Der heutige Sonntag ist nun nicht nur für uns hier ein Festtag und zugleich ein Gedenktag früherer Zeiten. Als solches Erinnern an die Heimat und an große Ereignisse, die das Schicksal eines ganzen Volkes geprägt haben, gedenken wir heute, am sogenannten Israelsonntag, der Zerstörung Jerusalems im Jahre 70 nach Christus - der Zerstörung der Stadt Jerusalem und des zweiten Tempels durch die Römer. Ein schreckliches Ereignis für das jüdische Volk. Sie sind als Volk damals für eine lange Zeit vernichtet worden. Ihre Volksgeschichte ist zu Ende gegangen. Was danach folgte, war etwas anderes. So sehen auch wir in unseren Tagen besorgt und wehmütig eine fast 900-jährige Geschichte zu Ende gehen. Vieles, was uns wert und teuer war, worin wir uns geborgen gefühlt haben, bricht zusammen und wir fragen uns: ist dies nun das Ende oder dürfen wir Hoffnung auf eine Zukunft haben jenseits der äußeren Gestalt, die wir kennen?
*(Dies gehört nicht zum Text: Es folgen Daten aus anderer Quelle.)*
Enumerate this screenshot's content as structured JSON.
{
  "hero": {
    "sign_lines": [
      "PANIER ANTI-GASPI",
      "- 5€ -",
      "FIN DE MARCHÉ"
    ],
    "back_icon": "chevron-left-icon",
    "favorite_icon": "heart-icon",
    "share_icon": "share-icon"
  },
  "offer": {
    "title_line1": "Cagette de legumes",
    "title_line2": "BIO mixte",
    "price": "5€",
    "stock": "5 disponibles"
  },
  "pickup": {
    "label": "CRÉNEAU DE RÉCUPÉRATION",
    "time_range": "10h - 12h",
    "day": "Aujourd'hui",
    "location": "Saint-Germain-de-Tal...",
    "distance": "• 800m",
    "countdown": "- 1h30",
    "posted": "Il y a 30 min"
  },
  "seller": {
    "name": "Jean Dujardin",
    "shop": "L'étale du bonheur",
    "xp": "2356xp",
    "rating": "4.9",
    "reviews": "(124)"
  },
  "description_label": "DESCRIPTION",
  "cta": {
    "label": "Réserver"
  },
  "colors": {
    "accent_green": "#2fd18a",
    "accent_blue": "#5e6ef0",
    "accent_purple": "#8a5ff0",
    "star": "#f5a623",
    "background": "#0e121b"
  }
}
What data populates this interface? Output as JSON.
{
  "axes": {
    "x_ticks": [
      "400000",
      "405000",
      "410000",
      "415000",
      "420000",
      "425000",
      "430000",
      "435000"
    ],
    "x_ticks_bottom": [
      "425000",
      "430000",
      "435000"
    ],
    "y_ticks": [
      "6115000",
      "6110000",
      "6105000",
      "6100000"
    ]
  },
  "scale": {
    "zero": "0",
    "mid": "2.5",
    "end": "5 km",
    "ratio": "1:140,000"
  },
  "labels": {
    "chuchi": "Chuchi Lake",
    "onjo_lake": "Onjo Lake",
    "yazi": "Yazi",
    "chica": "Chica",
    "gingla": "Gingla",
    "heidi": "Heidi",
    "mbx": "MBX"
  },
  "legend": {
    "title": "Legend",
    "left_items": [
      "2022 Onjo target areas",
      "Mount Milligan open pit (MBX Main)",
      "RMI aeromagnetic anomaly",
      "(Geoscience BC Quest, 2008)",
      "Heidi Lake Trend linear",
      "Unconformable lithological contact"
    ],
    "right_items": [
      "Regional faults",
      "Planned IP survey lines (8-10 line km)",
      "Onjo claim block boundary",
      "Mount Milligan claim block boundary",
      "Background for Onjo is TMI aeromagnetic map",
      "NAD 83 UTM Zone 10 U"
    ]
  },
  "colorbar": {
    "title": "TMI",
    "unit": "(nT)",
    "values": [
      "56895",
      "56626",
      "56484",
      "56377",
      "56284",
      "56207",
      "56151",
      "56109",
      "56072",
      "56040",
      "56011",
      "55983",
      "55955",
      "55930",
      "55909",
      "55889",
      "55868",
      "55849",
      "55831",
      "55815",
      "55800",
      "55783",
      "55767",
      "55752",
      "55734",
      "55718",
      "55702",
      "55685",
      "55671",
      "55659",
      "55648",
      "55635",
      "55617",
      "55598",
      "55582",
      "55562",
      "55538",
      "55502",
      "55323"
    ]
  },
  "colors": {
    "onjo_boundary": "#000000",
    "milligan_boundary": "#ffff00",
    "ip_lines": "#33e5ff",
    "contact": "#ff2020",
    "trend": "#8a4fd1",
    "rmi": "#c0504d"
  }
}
Wir gedenken heute an dies Ereignis mit einem Wort Gottes aus dem Buch des Propheten Sacharja. Auch dort geht es um das Gedenken an die Zerstörung Jerusalems und die Zerstörung des ersten Tempels durch die Babylonier im Jahr 586 vor Christus. Ihr merkt, das Volk Israel hat das zweimal erlebt und durchmachen müssen. Inzwischen ist das Volk Israel aber wieder aus der babylonischen Gefangenschaft zurückgekehrt. Jedes Jahr haben sie viermal mit Fastentagen und Fastenzeiten an dieses schreckliche Ereignis gedacht. Jetzt sind sie aber seit 20 Jahren wieder zurück im Land und der Tempel ist noch nicht wieder aufgebaut. Und da taucht die Frage auf: Sollen sie mit dem Fasten und den Gedenktagen weitermachen? Denn dieses Fasten wird ihnen zu einer Last, die schwer zu tragen ist. Und Gott antwortet ihnen. Wir betrachten heute nur den letzten Teil dieser Antwort Gottes; den Teil, der auch mit uns zu tun hat. Gott spricht dort von der Zeit des Heils; und wir heute wissen inzwischen, dass diese Zeit des Heils mit Jesus Christus begonnen hat. Denn die Geschichte der Juden ging damals zu Ende, aber es blieb ein Rest, aus dem Jesus Christus und die Jüngergemeinde ersteht, die sich als die Wenigen versammeln und zu etwas Neuem fähig werden, zur Gemeinde Jesu Christi, die sich unter seinem Kreuz bildet.Der Prophet spricht in die mühsame Zeit nach der babylonischen Gefangenschaft hinein. Die Gemeinde der Heimkehrer muss sich neu finden, das alte Erbe wiedergewinnen und sich religiös neu definieren. Das Damals ist nicht so verschieden von unserem Heute. Es geht damals wie heute um Zukunftssuche und Zukunftsmut.

Wir versammeln uns hier vor dem Gott Israels, dem dreieinigen Gott, Vater, Sohn und Heiligem Geist. Wir hören sein Wort, wir lassen uns von ihm die Schuld vergeben und wir antworten Gott, indem wir beten und singen, indem wir hören. Gemeinsam sind wir auf dem Weg mit Gott, mit Jesus Christus; mit Jesus Christus, der auch Jude ist und der Messias des Volkes Israel.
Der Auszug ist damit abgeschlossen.